It’s August and we’re back with another exciting round of featured coffees! This month’s offerings include two incredible Geishas from a Mexican coffee legend plus our climate-critical Cold Brew Blend.
Featured Microlot: Finca Garabandal, Mexico
This month’s microlot release is bittersweet. Earlier this year, Mario Fernandez Sanchez of Finca Garabandal passed away at his home in Coatepec. A good friend and one of our very first contacts when we began sourcing coffees from Veracuz, we’ve been visiting Mario’s farm since 2018. Although this is the first year we will feature his legendary Geishas at Little City, it’s not for lack of trying. He simply never had any to sell us. Every year we inquired and every year it was “sold out.” So, it is in honor of this great man and Mexican coffee legend that we finally receive and release these incredible coffees to share with our friends in Austin and beyond.
For our microlot subscribers, this month we’ve chosen to feature Mario’s Red Honey Geisha. Sweet and floral with delicate jasmine, honey, and vanilla notes, it is a beautiful example of the classic characteristics we love in a great Geisha. For something a bit bolder, we’ll also be featuring Mario’s extended-fermentation natural Geisha. This coffee is bursting with intense flavors of ripe fruits like strawberry and plum; it has bright, tropical acidity akin to pineapple and finishes with just a touch of warming spice. These two coffees represent two very different expressions of the same cultivar grown on the same farm, and they are shining examples of how a skilled coffee producer can manipulate flavor through post-harvest processing. Both coffees are available a la carte or at a discounted price with our Garabandal Geisha Bundle. We can’t wait to hear your feedback and are curious to know which you prefer (or if you’re like us, that they were too good to pick just one).
Featured Blend: Cold Brew Blend
Available whole-bean or ground to your liking, our twelve-ounce bags of Little City Cold Brew Blend feature the exact same coffee that we use to make our nitro cans, kegs, and growlers. As some of you know, I came to coffee from the craft beer world, and my first-ever project here at Little City was to help formulate a new cold brew blend and launch the draft nitro program. Virtually unchanged from the recipe we developed during those initial R&D days, our cold brew is sweet, chocolatey, and creamy with a bit of red fruit juiciness. It is, in our opinion, perfectly formulated for cold extraction.
Wanna make it at home? Below you will find my go-to recipe. While there are many great and commercially available cold brew sets on the market like Toddy, Coffee Sock, and Hario, I use a good old-fashioned mason jar, mesh strainer, and standard paper coffee filters for this recipe, items most people already have in their kitchens. And. of course, our Little City Cold Brew Blend.

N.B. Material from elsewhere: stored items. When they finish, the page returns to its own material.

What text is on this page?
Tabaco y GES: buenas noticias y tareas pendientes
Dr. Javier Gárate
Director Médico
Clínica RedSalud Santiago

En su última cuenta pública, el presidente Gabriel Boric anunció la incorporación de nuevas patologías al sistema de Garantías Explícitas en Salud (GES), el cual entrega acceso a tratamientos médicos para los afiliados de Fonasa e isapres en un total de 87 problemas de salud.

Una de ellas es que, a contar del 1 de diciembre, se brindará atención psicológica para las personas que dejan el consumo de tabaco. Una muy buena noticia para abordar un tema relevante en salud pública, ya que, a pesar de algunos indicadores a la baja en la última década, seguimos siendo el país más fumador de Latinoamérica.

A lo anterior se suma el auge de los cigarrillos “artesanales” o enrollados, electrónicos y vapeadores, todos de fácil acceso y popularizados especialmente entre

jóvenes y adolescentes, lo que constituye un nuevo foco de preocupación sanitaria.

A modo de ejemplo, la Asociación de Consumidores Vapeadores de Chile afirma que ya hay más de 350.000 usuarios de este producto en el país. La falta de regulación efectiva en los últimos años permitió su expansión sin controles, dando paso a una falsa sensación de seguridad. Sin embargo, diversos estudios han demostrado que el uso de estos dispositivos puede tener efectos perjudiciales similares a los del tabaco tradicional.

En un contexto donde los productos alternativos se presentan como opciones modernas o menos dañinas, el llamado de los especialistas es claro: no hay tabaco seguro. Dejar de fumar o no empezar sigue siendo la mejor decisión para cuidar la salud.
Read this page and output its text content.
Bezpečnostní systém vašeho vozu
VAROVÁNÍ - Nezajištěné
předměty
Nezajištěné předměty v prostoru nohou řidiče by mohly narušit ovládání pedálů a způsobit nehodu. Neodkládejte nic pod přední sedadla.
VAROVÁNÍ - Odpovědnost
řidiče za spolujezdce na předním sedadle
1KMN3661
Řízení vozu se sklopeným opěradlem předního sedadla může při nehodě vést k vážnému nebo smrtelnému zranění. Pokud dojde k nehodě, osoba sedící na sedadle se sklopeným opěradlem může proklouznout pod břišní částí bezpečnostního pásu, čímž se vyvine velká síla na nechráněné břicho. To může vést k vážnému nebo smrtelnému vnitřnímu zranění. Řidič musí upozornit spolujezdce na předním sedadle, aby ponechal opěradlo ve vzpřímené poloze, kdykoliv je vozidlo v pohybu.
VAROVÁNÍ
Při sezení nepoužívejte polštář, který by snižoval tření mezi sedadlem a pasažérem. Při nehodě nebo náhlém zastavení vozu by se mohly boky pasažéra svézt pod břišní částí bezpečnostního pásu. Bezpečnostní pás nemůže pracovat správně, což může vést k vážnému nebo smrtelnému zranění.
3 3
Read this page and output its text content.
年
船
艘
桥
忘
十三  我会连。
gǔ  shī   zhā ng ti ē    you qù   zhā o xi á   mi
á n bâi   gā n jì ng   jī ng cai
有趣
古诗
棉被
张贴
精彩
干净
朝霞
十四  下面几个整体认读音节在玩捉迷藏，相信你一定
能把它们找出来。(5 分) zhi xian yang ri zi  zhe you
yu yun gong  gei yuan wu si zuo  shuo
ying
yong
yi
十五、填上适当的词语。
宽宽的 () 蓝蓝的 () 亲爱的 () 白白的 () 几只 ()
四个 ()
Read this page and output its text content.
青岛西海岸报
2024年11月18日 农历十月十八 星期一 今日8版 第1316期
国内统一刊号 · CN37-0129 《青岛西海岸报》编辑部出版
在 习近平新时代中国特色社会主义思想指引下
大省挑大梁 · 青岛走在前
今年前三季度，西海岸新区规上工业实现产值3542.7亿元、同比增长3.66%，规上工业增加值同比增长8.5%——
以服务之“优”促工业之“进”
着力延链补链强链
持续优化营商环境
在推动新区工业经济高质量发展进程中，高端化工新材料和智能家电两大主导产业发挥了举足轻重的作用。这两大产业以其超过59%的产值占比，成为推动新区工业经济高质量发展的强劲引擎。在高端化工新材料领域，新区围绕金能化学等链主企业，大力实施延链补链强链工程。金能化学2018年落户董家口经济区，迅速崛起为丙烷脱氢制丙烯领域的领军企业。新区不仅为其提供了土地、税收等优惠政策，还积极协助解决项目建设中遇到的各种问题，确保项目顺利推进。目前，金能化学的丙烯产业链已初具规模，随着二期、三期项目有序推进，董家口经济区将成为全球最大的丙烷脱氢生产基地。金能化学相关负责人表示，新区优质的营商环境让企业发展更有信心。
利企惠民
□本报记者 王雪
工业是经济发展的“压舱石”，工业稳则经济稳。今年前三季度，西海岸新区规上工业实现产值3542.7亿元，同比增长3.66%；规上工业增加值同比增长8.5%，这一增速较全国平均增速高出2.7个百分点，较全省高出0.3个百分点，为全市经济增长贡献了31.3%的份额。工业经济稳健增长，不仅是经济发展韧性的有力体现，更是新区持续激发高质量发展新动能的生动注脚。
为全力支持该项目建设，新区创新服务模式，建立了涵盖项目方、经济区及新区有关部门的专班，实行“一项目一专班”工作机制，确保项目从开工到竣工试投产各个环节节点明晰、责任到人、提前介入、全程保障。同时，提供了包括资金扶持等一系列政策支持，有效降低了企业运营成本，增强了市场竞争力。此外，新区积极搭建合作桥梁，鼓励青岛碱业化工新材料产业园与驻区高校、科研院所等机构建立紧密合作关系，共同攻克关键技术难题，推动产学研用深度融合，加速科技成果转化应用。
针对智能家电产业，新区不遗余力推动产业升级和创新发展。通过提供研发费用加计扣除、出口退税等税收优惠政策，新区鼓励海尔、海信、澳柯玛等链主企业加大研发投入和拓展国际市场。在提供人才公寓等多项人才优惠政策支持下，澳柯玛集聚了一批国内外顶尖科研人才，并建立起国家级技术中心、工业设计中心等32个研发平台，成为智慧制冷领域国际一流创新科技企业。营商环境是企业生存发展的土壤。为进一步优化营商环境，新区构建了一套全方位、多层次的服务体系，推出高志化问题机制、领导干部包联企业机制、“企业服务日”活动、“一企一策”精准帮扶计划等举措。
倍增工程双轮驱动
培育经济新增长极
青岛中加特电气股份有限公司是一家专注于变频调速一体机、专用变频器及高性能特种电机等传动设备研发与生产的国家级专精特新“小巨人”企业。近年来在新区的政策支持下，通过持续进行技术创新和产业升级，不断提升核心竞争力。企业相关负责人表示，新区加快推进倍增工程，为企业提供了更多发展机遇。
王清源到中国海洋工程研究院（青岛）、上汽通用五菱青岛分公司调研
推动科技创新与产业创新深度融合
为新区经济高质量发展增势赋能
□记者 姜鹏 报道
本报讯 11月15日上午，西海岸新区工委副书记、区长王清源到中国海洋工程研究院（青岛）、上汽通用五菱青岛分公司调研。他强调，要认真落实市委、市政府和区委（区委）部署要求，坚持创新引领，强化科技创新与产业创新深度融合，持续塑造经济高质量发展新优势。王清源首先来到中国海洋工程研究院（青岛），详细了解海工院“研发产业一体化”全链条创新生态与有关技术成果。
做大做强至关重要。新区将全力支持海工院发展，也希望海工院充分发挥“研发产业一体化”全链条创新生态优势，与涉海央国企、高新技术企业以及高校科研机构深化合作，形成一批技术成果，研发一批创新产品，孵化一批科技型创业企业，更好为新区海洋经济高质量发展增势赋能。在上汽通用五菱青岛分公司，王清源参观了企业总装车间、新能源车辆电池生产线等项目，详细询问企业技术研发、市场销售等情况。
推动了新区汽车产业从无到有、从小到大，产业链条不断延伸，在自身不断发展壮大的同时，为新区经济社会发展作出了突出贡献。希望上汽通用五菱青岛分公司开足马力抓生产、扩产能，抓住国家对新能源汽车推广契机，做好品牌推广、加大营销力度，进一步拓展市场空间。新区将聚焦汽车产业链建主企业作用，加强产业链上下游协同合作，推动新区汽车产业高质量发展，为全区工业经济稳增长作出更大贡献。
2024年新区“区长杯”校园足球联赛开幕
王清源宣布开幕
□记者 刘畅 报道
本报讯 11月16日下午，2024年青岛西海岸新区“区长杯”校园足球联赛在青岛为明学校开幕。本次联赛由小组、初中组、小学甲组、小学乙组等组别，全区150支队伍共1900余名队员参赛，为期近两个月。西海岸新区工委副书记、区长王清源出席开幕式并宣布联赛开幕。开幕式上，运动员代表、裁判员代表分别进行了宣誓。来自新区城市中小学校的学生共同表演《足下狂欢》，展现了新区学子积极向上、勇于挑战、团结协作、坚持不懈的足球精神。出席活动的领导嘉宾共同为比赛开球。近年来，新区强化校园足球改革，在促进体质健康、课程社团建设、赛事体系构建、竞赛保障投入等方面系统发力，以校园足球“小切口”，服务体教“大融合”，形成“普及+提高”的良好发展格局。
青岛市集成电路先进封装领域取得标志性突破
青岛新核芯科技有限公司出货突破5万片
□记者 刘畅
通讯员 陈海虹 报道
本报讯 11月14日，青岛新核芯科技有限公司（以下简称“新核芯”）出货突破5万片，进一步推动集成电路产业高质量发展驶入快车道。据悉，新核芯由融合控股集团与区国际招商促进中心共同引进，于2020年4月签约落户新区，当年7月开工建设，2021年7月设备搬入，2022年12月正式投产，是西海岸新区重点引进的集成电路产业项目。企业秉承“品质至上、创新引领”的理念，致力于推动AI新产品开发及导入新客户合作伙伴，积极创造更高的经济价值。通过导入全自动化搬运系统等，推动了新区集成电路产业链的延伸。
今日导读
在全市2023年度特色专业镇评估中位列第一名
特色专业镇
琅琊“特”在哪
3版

- 4 oz (113 g) coarse-ground Little City Cold Brew Blend
- 32 oz room temperature filtered water
- (2) 1-quart mason jars
- Fine mesh strainer or sieve
- Paper Coffee filters (optional)
- Grind the Little City Cold Brew Blend beans on your grinder’s coarsest setting (No worries if you don’t have a grinder. You can always order pre-ground coffee from our website. Just be sure to choose Coarse Grind (French Press) at checkout.
- Pour grounds into a clean mason jar and fill to the top with filtered water, completely saturating all the grounds.
- Wait a few minutes while the grounds form a crust on the surface of the water, then stir to incorporate the grounds back into the water.
- Cap the jar and steep for at least 12 hours, but no longer than 24, occasionally and gently turning the jar upside down and back to make sure all the grounds remain under water.
- When the coffee reaches your desired strength, gently pour through a fine mesh strainer into another clean mason jar (TIP: for a less cloudy brew, line the strainer with a paper coffee filter to capture and remove finer grind particles.)
- Taste preference and desired strength vary, but I treat this as a 2x concentrate, meaning I will typically mix 1:1 with filtered water before drinking. If you plan to use ice, milk, or dairy alternatives, you’ll want to use a little less water because these liquids will also contribute to dilution.
- Keep concentrate refrigerated and use for up to a week in your favorite coffee drink, cocktail, or even food recipe. I like it in BBQ sauce. More on that later.